Incentives for GPs to cut emergency admissions could lead to “target culture,” warns GP leaderBMJ 2013; 346 doi: http://dx.doi.org/10.1136/bmj.f312 (Published 15 January 2013) Cite this as: BMJ 2013;346:f312
A plan to tie a proportion of the funding for clinical commissioning groups (CCGs) to reductions in “avoidable” admissions to hospital of patients with long term conditions risks distorting priorities and creating a new “target culture,” a senior doctors’ leader has warned.
A quarter of the new “quality premium” incentive payment paid to new commissioning organisations in England from 2014-15 would depend on their achieving a reduction or no change in emergency admissions for specific conditions between 2013-14 and 2014-15, says draft guidance from the NHS Commissioning Board.1
The money allocated to the premium, proposed as part of the UK government’s changes to healthcare,2 will be determined after parliament sets regulations in the next few months. It will be paid on top of each commissioning group’s main financial allocation for 2014-15 and the running costs allowance of £25 (€30; $40) per head of population.
But the BMA’s lead GP negotiator on commissioning, Chaand Nagpaul, warned that the move could “distort priorities” for commissioning groups and place undue pressure on GPs, who are already paid incentives through the Quality and Outcomes Framework for helping to prevent emergency admissions.

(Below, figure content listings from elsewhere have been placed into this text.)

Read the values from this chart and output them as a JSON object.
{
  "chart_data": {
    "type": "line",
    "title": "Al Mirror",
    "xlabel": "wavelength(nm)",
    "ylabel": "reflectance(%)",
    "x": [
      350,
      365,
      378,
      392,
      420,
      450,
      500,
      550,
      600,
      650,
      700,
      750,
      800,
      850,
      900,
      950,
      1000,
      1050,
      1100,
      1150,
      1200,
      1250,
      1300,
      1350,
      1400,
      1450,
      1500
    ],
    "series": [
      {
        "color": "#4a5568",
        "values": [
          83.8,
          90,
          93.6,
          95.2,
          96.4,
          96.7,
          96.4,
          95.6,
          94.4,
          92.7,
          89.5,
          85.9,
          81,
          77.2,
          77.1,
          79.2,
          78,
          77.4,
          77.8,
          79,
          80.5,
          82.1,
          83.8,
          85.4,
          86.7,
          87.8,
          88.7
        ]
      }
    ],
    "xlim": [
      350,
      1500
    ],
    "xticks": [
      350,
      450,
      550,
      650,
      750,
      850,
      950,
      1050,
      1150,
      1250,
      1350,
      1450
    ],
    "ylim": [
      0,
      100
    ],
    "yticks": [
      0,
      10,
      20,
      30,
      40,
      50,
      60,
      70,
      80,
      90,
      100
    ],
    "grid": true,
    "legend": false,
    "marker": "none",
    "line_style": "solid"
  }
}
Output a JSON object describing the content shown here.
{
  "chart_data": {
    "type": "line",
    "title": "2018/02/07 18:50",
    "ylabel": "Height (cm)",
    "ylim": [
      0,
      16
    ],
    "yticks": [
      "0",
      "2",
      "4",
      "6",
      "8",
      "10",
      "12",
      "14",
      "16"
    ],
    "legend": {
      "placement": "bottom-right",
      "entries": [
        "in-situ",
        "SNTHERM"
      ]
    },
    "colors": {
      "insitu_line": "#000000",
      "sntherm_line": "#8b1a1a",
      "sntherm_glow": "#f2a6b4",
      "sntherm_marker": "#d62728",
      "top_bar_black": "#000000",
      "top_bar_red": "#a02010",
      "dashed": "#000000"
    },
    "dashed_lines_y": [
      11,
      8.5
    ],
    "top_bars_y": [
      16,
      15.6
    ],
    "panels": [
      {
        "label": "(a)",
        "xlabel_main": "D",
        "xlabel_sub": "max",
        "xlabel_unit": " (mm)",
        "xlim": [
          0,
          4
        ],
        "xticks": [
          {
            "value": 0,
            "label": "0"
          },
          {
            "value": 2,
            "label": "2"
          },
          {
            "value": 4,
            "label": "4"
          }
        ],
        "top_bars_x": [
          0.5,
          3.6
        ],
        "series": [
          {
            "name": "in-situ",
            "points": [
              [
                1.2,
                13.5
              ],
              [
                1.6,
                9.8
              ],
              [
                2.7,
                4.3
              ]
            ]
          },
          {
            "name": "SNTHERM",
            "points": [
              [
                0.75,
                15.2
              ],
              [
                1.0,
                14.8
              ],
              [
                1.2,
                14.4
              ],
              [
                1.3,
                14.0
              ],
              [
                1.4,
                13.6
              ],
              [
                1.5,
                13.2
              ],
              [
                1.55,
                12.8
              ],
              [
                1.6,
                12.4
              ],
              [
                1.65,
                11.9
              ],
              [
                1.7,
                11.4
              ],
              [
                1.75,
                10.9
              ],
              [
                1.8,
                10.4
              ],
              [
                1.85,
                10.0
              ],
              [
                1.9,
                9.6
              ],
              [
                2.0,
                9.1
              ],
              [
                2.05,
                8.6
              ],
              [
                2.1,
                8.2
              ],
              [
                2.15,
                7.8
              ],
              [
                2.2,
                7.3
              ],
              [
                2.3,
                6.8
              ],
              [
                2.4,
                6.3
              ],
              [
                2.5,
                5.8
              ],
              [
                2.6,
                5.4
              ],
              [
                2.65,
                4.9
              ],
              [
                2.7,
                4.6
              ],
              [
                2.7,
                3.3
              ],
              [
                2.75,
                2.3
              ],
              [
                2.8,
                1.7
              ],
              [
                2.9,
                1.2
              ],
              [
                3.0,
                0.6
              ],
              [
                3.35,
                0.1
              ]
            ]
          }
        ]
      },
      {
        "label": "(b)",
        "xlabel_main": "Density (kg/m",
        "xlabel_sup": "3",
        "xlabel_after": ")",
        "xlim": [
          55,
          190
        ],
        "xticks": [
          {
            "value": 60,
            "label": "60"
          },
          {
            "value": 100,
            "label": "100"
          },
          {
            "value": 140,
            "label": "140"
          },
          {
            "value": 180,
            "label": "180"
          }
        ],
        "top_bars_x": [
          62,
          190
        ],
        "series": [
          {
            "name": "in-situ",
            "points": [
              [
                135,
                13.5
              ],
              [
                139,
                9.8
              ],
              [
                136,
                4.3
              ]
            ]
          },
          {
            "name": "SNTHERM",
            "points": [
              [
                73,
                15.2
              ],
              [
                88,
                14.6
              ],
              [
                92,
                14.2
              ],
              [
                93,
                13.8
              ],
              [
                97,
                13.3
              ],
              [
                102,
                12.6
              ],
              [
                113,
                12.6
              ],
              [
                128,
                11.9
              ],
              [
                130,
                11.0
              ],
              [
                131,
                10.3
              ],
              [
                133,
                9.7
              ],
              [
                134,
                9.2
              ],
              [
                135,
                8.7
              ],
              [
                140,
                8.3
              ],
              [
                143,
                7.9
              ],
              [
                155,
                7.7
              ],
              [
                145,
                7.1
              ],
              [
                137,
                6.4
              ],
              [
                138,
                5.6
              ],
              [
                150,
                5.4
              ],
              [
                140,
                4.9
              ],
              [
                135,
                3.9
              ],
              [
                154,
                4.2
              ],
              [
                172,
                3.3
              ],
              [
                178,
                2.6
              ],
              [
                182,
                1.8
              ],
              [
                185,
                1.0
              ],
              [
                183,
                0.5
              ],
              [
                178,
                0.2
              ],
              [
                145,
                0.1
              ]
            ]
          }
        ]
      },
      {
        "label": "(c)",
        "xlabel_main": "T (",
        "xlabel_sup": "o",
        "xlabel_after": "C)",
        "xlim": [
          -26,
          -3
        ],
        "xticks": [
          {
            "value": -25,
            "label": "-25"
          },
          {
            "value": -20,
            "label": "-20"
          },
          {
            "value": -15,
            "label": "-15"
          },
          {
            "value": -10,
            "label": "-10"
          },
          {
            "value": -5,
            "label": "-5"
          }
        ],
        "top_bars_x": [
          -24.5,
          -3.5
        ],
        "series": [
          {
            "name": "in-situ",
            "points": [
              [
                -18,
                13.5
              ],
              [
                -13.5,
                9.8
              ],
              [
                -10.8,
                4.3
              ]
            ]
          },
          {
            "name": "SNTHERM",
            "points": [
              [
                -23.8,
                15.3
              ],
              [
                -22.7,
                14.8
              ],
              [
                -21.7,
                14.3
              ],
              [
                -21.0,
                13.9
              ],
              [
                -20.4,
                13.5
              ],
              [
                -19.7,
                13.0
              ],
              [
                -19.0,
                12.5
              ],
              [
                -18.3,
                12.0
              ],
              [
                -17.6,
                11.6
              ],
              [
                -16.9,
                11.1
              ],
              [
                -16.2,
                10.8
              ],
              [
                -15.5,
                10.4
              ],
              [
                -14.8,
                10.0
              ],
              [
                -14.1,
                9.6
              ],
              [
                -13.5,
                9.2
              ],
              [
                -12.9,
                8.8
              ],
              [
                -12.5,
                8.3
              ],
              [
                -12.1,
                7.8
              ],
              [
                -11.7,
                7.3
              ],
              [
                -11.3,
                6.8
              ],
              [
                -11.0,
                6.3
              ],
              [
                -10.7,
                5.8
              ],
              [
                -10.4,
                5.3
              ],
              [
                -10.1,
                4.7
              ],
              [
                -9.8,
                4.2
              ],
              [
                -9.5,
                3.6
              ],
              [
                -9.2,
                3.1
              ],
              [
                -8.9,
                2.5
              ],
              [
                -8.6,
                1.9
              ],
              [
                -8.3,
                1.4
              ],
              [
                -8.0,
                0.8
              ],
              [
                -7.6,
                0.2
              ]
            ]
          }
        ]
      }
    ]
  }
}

To achieve full payment of the emergency admissions incentive, commissioning groups would have to ensure no increases in numbers of unplanned hospitalisations of adults with “chronic ambulatory care sensitive conditions,” such as congestive heart failure, angina, and hypertension, and of children with asthma, diabetes, or epilepsy. They must also prevent increases in emergency admissions of adults with acute conditions that should not normally require admission and of children with lower respiratory tract infections.
A further 12.5% of the premium would depend on commissioners reducing potential years of life lost from “amenable mortality”; another 12.5% is attached to preventing healthcare associated infections; and a further 12.5% would depend on the “friends and family test” being introduced to measure patients’ experience of NHS services.
The remaining 37.5% would be split equally between three locally agreed measures, to be agreed with the NHS Commissioning Board after consideration by patients and local health and wellbeing boards.
Nagpaul warned that the premium could create a “target culture” as commissioning groups sought to avoid financial penalties.
He said, “It may distort priorities. We think there is a risk of a target culture where CCGs are chasing achieving the targets in order to reclaim this money.”
Nagpaul added that the onus being placed on commissioning groups and GPs to tackle admissions to hospital ignored the roles of other parts of the system.
“There will be pressure on general practices to contribute. But many of these admissions are outside the control of GPs: they relate to broader factors, such as increased morbidity in the population and increased life expectancy. Some relate to provider performance, some relate to social care—and therefore it’s inappropriate for CCGs to be fully held responsible.”
Research published earlier this month in BMJ Open concluded that previous efforts to improve the preventive management of certain clinical conditions had failed to reduce the demand for emergency care and said that the challenge of bringing admissions under control “should not be underestimated.”3
John Appleby, chief economist at the healthcare think tank the King’s Fund, said that it would be “difficult” for CCGs to bring emergency admissions under control.
“I’m sure they have a role to play, but they are not the only ones. It’s the whole pattern of urgent care in an area,” he said.
Appleby said that the NHS Commissioning Board faced a difficult balancing act in setting incentives that would have a meaningful effect without causing adverse consequences.
“One of the things you can tell from studies of this sort of performance related pay is that the actual pay bit has to be quite big. It is a very tricky thing. The bigger it gets, the more controversial it becomes. If you focus on some things you may forget about other stuff.”
A spokeswoman for the NHS Commissioning Board said, “It has been recognised in healthcare systems around the world for some time that real quality improvement can be achieved with the careful and considerate use of financial incentives.
“The quality premium indicators are designed to focus on outcomes spanning the five domains of the NHS Outcomes Framework and to leave flexibility for CCGs to determine how best to improve these outcomes.”